Message par InHocSignoVinces »

Je soutiens qu'un chrétien n'a jamais de sujet légitime pour
craindre qu'on le mette au rang des hypocrites et des faux dévots :
pourquoi ? parce qu'il lui est aisé , pour peu qu'il fasse de
réflexion sur sa conduite, de se garantir de cette tache, parce
qu'il sait fort bien comment il peut servir Dieu de telle sorte que
le monde même soit convaincu de sa doiture ; parce qu'il ne tient
qu'à lui d'allier, quand il voudra, l'exercice d'une piété solide
devant Dieu , et la réputation d'une parfaite sincérité devant les
hommes. Car, quoiqu'en matière de religion il y ait eu en tout
temps de l'artifice, quoiqu'il soit vrai que les apparences sont
trompeuses, quoique le discernement en soit quelquefois difficile,
et que les hommes s'y laissent assez souvent tromper,
il faut
après tout convenir que la vraie vertu a certains traits éclatants
par où elle se fait bientôt connaître.
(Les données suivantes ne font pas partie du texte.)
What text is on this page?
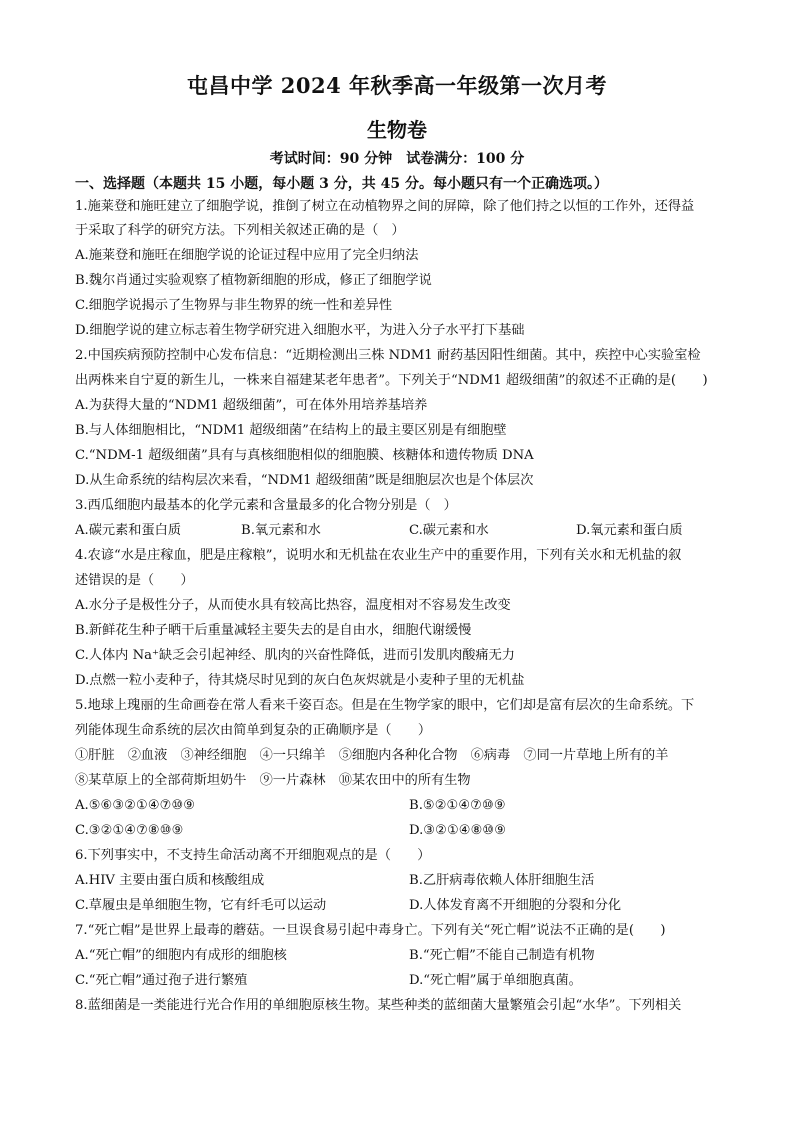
屯昌中学 2024 年秋季高一年级第一次月考
生物卷
考试时间：90 分钟　试卷满分：100 分
一、选择题（本题共 15 小题，每小题 3 分，共 45 分。每小题只有一个正确选项。）
1.施莱登和施旺建立了细胞学说，推倒了树立在动植物界之间的屏障，除了他们持之以恒的工作外，还得益
于采取了科学的研究方法。下列相关叙述正确的是（　）
A.施莱登和施旺在细胞学说的论证过程中应用了完全归纳法
B.魏尔肖通过实验观察了植物新细胞的形成，修正了细胞学说
C.细胞学说揭示了生物界与非生物界的统一性和差异性
D.细胞学说的建立标志着生物学研究进入细胞水平，为进入分子水平打下基础
2.中国疾病预防控制中心发布信息：“近期检测出三株 NDM1 耐药基因阳性细菌。其中，疾控中心实验室检
出两株来自宁夏的新生儿，一株来自福建某老年患者”。下列关于“NDM1 超级细菌”的叙述不正确的是(　　)
A.为获得大量的“NDM1 超级细菌”，可在体外用培养基培养
B.与人体细胞相比，“NDM1 超级细菌”在结构上的最主要区别是有细胞壁
C.“NDM-1 超级细菌”具有与真核细胞相似的细胞膜、核糖体和遗传物质 DNA
D.从生命系统的结构层次来看，“NDM1 超级细菌”既是细胞层次也是个体层次
3.西瓜细胞内最基本的化学元素和含量最多的化合物分别是（　）
A.碳元素和蛋白质	B.氧元素和水	C.碳元素和水	D.氧元素和蛋白质
4.农谚“水是庄稼血，肥是庄稼粮”，说明水和无机盐在农业生产中的重要作用，下列有关水和无机盐的叙
述错误的是（　　）
A.水分子是极性分子，从而使水具有较高比热容，温度相对不容易发生改变
B.新鲜花生种子晒干后重量减轻主要失去的是自由水，细胞代谢缓慢
C.人体内 Na⁺缺乏会引起神经、肌肉的兴奋性降低，进而引发肌肉酸痛无力
D.点燃一粒小麦种子，待其烧尽时见到的灰白色灰烬就是小麦种子里的无机盐
5.地球上瑰丽的生命画卷在常人看来千姿百态。但是在生物学家的眼中，它们却是富有层次的生命系统。下
列能体现生命系统的层次由简单到复杂的正确顺序是（　　）
①肝脏　②血液　③神经细胞　④一只绵羊　⑤细胞内各种化合物　⑥病毒　⑦同一片草地上所有的羊
⑧某草原上的全部荷斯坦奶牛　⑨一片森林　⑩某农田中的所有生物
A.⑤⑥③②①④⑦⑩⑨	B.⑤②①④⑦⑩⑨
C.③②①④⑦⑧⑩⑨	D.③②①④⑧⑩⑨
6.下列事实中，不支持生命活动离不开细胞观点的是（　　）
A.HIV 主要由蛋白质和核酸组成	B.乙肝病毒依赖人体肝细胞生活
C.草履虫是单细胞生物，它有纤毛可以运动	D.人体发育离不开细胞的分裂和分化
7.“死亡帽”是世界上最毒的蘑菇。一旦误食易引起中毒身亡。下列有关“死亡帽”说法不正确的是(　　)
A.“死亡帽”的细胞内有成形的细胞核	B.“死亡帽”不能自己制造有机物
C.“死亡帽”通过孢子进行繁殖	D.“死亡帽”属于单细胞真菌。
8.蓝细菌是一类能进行光合作用的单细胞原核生物。某些种类的蓝细菌大量繁殖会引起“水华”。下列相关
C'est une lumière , dit saint
Augustin , qui en découvrant toutes choses se découvre encore
mieux elle-même; c'est un or pur qui se sépare sans peine de
tous les autres métaux ; c'est un modèle qui ne peut être si bien
contrefait qu'il ne se distingue toujours de ses copies. J'avoue
que la sainteté a des caractères équivoques , capables de séduire :
mais aussi en a-t-elle d'infaillibles, qui, lui étant uniquement
propres, ne peuvent être suspects.



Une humilité sans affectation, une charité sans exception et
sans réserve, un esprit de douceur pour autrui et de sévérité
pour soi-même, un désintéressement réel et parfait,
une égalité uniforme dans la pratique du bien,
une soumisson paisible dans la souffrance , tout cela est
au-dessus des jugements mauvais, et l'on ne s'avise point de donner à
tout cela le nom d'hypocrisie.
Nous avons donc tort de prétexter
pour excuse de nos relâchements dans la voie de Dieu cette
malignité du siècle, qui, en fait de dévotion, confond le vrai
avec le faux. La malignité du siècle ne va point jusque-là. Soyons
humbles, renonçons à nous-mêmes, marchons simplement et
de bonne foi; et le monde, tout injuste qu'il est, nous fera
justice. Tenons-nous dans le rang où Dieu nous a mis , par un
saint attachement à ses ordres, et on ne nous confondra point
avec ceux qui falsifient ou qui altèrent son culte. Faisons luire,
selon la règle de l'Évangile, cette lumière de notre foi par l'édification
de nos oeuvres; et les hommes, glorifiant Dieu dans
nous, seront les premiers à nous en rendre le témoignage.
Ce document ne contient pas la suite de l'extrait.